After the meeting, the assembled delegates, along with the finance adviser, went to the State Bank to meet new Governor Dr Reza Baqir. No official announcement of that meeting was made, but sources in the brokers’ community as well as at the State Bank confirmed to Dawn that a meeting took place on the condition that the contents of the conversation between the parties would not be shared with any outsiders.

A few brokers who were present at the State Bank would only say that working of the proposed “market support fund” as well as future direction of the exchange rate and forthcoming announcement on interest rates came under discussion. The State Bank has said it will announce its monetary policy on Monday, and financial markets are preparing for a double blow from the rising interest rates and falling rupee. The announcement was due at the end of the month, but for reasons unknown, the State Bank has moved it forward by 10 days.

The local currency has been losing its value against the dollar since the government initiated talks with the International Monetary Fund for a bailout package. Still no agreement with the IMF, but currency experts and dealers believe that this devaluation is part of a possible IMF agreement in near future for a $6 billion package.

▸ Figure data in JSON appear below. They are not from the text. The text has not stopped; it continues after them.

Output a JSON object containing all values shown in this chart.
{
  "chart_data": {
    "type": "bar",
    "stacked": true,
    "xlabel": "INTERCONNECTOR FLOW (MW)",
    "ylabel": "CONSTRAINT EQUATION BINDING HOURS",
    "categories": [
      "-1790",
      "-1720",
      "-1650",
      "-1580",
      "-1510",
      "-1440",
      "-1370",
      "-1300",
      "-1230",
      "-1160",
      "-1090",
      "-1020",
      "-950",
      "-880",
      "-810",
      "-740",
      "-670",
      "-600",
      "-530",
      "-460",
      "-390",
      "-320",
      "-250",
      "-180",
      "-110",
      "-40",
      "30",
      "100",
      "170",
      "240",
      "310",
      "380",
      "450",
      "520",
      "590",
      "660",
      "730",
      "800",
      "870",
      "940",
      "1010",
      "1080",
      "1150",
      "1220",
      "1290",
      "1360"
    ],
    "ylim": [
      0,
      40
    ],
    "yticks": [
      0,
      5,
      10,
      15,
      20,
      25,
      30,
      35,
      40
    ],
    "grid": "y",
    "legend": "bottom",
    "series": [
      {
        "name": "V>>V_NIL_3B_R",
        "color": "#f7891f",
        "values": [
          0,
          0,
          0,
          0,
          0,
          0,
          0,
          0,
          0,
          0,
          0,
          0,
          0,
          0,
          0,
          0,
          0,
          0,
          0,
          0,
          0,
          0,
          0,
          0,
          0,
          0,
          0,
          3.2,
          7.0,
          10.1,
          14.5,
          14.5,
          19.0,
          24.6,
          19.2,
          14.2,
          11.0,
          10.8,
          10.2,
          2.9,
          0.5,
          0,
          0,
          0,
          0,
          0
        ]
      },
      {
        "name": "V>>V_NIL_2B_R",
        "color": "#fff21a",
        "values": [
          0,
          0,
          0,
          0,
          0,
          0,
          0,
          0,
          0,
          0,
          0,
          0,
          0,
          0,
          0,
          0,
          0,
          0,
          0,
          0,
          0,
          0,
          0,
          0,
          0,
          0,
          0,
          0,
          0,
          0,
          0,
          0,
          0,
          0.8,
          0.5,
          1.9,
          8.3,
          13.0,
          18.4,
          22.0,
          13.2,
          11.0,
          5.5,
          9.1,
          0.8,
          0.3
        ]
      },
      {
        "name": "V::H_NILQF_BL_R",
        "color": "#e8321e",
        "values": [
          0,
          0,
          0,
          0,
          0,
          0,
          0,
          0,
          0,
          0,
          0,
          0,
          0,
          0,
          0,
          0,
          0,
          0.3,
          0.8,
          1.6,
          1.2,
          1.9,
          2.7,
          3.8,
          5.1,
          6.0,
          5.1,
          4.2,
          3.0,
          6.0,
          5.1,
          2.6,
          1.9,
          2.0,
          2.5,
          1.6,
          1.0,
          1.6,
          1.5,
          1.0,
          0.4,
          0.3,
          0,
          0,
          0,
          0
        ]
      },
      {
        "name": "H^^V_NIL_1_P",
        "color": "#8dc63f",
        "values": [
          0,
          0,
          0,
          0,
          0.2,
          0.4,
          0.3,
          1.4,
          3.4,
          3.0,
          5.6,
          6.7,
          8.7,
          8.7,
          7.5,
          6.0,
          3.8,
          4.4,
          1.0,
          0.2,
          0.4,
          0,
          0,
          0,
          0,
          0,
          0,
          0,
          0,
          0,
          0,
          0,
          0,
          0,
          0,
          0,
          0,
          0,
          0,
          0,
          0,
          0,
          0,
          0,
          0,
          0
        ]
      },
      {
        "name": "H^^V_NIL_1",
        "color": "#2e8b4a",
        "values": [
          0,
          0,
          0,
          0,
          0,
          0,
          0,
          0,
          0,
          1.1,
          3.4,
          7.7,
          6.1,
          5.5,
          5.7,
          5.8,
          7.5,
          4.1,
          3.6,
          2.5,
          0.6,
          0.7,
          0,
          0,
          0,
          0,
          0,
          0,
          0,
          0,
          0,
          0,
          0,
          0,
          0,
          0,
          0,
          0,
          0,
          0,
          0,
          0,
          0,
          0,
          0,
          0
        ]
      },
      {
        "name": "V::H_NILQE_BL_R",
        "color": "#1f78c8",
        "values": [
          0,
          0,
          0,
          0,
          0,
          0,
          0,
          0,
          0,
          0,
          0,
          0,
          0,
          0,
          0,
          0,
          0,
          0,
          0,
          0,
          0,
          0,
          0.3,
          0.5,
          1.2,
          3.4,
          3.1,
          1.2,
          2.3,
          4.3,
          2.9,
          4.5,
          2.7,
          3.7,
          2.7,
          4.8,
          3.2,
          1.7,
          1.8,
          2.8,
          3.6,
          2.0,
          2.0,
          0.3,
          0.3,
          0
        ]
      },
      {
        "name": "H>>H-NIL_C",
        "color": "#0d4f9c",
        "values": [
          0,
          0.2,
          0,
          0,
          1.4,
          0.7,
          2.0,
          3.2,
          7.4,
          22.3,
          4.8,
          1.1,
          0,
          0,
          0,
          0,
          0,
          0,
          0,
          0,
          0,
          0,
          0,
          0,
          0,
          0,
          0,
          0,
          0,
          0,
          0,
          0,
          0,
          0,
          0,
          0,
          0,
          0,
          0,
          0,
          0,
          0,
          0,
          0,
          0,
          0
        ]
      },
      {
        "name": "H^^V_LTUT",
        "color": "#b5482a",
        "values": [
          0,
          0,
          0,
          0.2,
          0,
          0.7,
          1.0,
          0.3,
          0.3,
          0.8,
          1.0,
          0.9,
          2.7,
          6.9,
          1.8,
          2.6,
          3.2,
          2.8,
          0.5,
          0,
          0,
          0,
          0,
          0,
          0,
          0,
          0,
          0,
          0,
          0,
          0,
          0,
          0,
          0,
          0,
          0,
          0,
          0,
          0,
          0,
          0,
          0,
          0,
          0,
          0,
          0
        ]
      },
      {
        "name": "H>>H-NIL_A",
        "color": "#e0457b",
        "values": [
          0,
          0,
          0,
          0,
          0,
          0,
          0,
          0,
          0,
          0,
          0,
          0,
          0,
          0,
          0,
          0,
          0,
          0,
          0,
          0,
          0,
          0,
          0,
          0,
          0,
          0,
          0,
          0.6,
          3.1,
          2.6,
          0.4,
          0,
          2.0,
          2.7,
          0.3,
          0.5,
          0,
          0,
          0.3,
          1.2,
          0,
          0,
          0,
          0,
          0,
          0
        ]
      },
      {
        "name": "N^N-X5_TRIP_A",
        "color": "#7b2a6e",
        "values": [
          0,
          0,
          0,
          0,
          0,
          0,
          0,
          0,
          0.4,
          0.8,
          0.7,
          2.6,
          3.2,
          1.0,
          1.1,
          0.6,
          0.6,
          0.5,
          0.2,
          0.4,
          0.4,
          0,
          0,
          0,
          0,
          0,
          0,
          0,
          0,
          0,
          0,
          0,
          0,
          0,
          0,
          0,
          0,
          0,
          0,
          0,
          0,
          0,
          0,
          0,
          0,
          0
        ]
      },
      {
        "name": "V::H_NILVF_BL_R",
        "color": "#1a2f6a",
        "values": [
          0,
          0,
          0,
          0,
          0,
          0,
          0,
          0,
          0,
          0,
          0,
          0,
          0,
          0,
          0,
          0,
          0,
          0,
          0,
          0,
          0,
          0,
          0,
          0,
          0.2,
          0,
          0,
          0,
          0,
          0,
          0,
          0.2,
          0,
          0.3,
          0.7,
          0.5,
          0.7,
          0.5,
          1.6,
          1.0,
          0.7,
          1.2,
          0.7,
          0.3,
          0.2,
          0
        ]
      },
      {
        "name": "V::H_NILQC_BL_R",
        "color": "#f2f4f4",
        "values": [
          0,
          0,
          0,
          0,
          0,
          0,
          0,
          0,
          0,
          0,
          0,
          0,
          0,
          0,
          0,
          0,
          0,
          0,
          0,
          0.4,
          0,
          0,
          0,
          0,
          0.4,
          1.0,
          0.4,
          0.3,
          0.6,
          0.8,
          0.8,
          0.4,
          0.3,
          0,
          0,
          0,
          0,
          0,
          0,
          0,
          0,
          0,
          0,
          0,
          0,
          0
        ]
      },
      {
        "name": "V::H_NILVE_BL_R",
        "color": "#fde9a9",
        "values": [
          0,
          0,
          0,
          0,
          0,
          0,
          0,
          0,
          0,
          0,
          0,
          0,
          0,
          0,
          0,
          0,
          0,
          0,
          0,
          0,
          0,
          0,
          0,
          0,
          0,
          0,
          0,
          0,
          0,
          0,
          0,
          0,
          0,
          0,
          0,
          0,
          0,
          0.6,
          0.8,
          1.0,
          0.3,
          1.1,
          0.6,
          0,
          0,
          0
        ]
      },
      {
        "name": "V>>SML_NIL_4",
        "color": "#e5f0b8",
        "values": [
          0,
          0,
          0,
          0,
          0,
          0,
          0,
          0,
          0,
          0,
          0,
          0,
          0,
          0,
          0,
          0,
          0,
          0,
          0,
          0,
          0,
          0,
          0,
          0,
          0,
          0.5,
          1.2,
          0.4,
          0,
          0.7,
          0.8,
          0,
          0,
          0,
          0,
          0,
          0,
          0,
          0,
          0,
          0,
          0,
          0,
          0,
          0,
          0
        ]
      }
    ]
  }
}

Market participants sounded fearful when reached for comment. “There should be a stop. This day-to-day devaluation and frequent reports about further devaluation have shattered the confidence of the market and eroded the value of assets,” said Samiullah Tariq, director research at Arif Habib Research.

He said the much of Pakistan’s industry, like auto, cement and pharmaceutical import raw material would take a big hit as they would have to pass on the additional cost to their customers. Rising costs in each of these industries are set to hit the economy and the common citizenry alike.

Some argued that the devaluations may well be necessary, but they should be done in one go rather than being protracted. A senior banker said the rupee was at Rs141.40 for more than a month which was a sign of stability, but the last two sessions had shattered the confidence of importers. “Whatever is the agreement, it should be open and devaluation should be done at once for a year,” he told Dawn.